The meeting decided that in addition to the above mentioned plants 30 new air mix plants each on SSGCL and SNGPL system will be constructed in AJK, Chitral, Gilgit Baltistan and backward areas of Balochistan.

“The setting up of the LPG air mix plants will save these areas from the rapid deforestation in these areas”, the statement said.

The decision would lead to expansion in the pipeline network of the gas utilities to market and supply a product that was until now limited only through tankers and cylinders. SNGPL and SSGCL consumers would bear part of LPG price as cross subsidy. Ogra had opposed to these plants a few months ago saying “these plants are economically unfeasible, constitutionally discriminative and legally inconsistent with the existing framework and the federal government’s earlier decisions”.

Ogra said the “consumers of LPG air mix shall get subsidy at the cost of natural gas consumers while in the rest of country, the LPG consumers at the same time will be paying a higher cost. Thus, it will indulge discrimination and impair the interests of existing natural gas consumers”.

LNG committee: The ECC also constituted a Price Negotiation Committee (PNC) for the LNG supplies from Malaysia, Russia, France, Italy, Oman and Azerbaijan in the wake of the growing demand of energy in the country.

ECC also decided that the PNC will engage with all the energy supplying companies in the process to finalise the best deal for the country.

SOVEREIGN GUARANTEES: The meeting also approved the issuance of second revised Government of Pakistan Sovereign Guarantees up to Rs30.613bn for the 425MW Nandipur Power Project. These guarantees will remain valid till May 31, 2017. Interestingly, the ECC had last year approved similar guarantee for Rs37bn for one year to retire this debt but it could not be cleared so far, hence a rollover.

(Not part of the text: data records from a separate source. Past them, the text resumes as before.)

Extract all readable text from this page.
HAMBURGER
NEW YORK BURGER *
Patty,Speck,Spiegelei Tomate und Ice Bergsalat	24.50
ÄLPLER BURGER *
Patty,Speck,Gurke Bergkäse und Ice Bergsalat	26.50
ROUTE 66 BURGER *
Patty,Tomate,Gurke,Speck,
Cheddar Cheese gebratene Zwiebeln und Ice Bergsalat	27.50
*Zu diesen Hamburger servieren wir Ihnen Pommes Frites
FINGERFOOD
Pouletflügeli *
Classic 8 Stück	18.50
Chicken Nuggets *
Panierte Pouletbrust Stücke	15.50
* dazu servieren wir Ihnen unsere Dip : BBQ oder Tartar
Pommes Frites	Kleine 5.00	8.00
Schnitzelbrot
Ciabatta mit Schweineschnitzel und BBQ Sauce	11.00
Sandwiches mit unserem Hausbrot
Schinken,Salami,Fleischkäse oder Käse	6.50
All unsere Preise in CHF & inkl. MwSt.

The ECC also approved the proposal of the power ministry for utilisation of power generated through captive power plants, as a short term measure, in order to optimise use of available generation in the coming summers of 2017 and 2018.

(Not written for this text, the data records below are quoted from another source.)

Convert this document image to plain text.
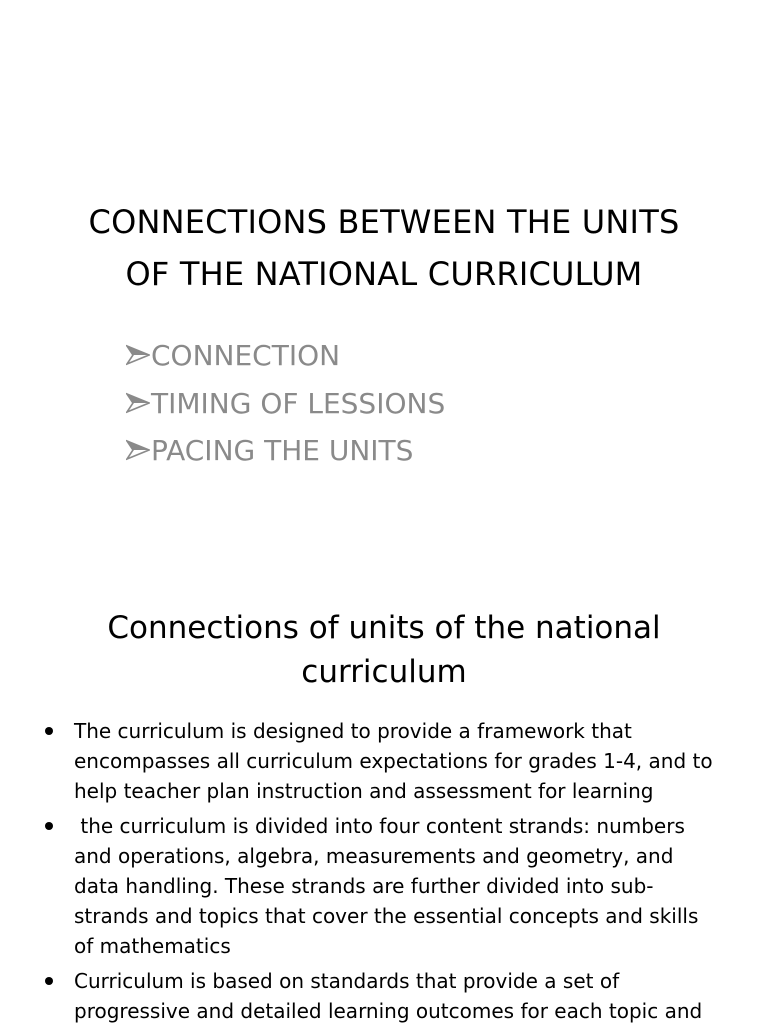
CONNECTIONS BETWEEN THE UNITS
OF THE NATIONAL CURRICULUM
CONNECTION
TIMING OF LESSIONS
PACING THE UNITS
Connections of units of the national
curriculum
The curriculum is designed to provide a framework that
encompasses all curriculum expectations for grades 1-4, and to
help teacher plan instruction and assessment for learning
the curriculum is divided into four content strands: numbers
and operations, algebra, measurements and geometry, and
data handling. These strands are further divided into sub-
strands and topics that cover the essential concepts and skills
of mathematics
Curriculum is based on standards that provide a set of
progressive and detailed learning outcomes for each topic and
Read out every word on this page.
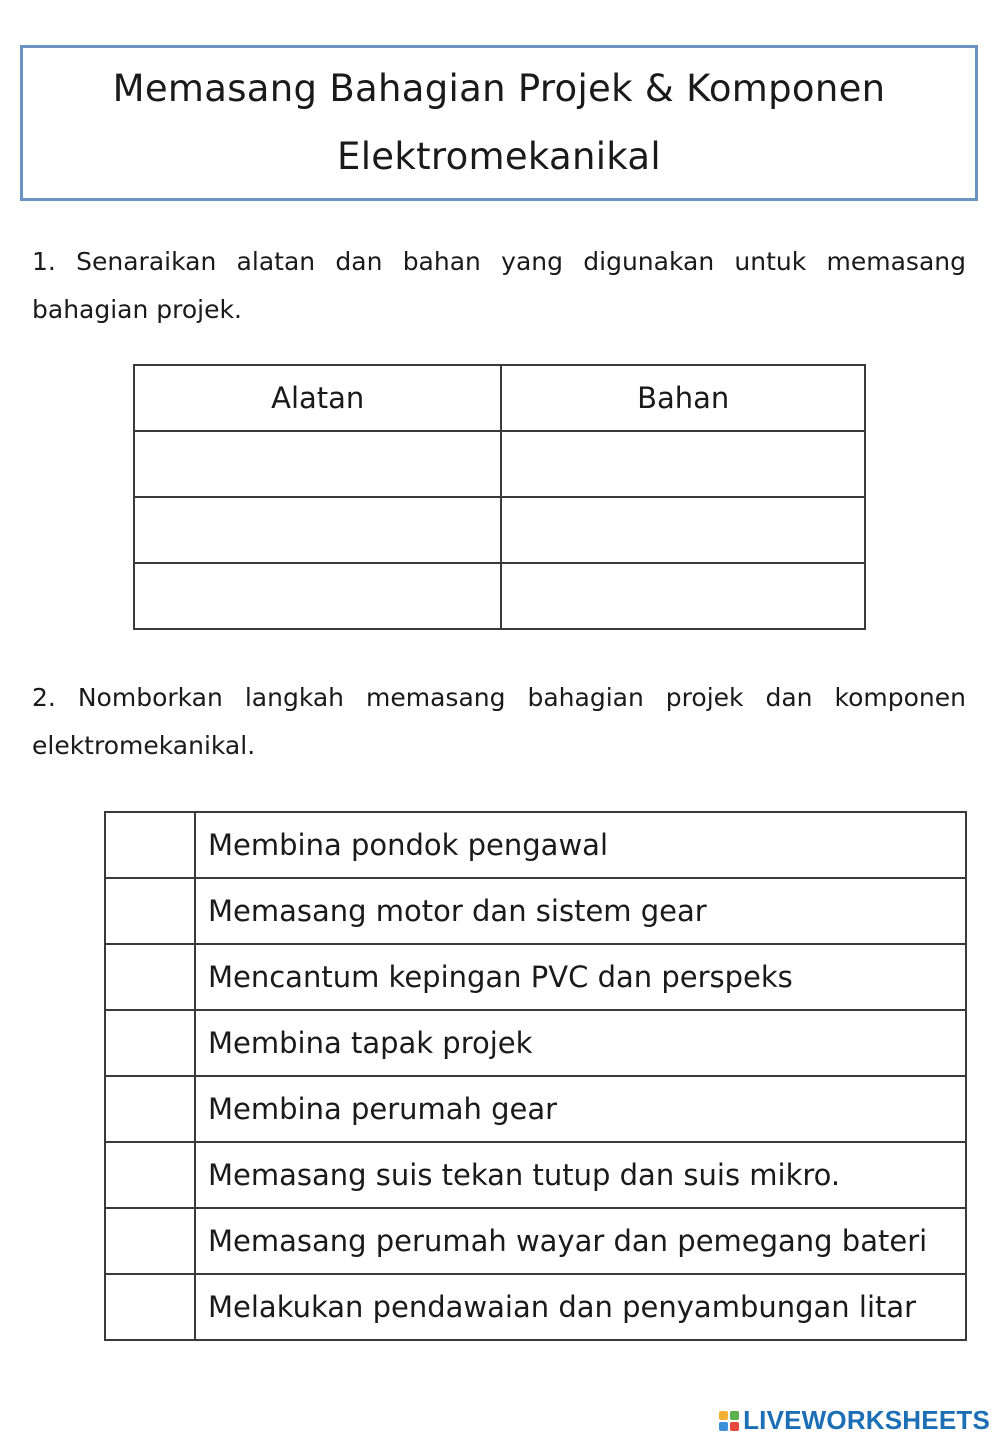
Memasang Bahagian Projek & Komponen
Elektromekanikal
1. Senaraikan alatan dan bahan yang digunakan untuk memasang bahagian projek.
Alatan	Bahan

2. Nomborkan langkah memasang bahagian projek dan komponen elektromekanikal.
	Membina pondok pengawal
	Memasang motor dan sistem gear
	Mencantum kepingan PVC dan perspeks
	Membina tapak projek
	Membina perumah gear
	Memasang suis tekan tutup dan suis mikro.
	Memasang perumah wayar dan pemegang bateri
	Melakukan pendawaian dan penyambungan litar
LIVEWORKSHEETS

The ministry is expecting about 300-600MW of additional capacity from these CPPs of the major industrial houses. Under the scheme, the electricity will be purchased from plants having capacity of 3MW or above on gas, furnace oil, coal, bagasse and other fuels.

They will be offered energy purchase against a tariff based on take and pay basis and electricity to be actually delivered to the national grid. The plants would not be paid capacity charges.

WHEAT FOR DISPLACED: The ECC also approved the summary moved by the Ministry of States and Frontier Regions for the provision of 50,000 tonnes of wheat costing Rs2.007bn to the United Nations World Food Programme for the temporarily displaced people of Fata and Khyber Pakhtunkhwa.

The approved quantity will be distributed to the target population from December 2016 to June 2017. This quantity is the second such tranche after the provision of 124,000 tonnes of wheat costing Rs4.977bn to the displaced population. The stocks from the earlier grant will be exhausted in November as reported by the World Food Programme.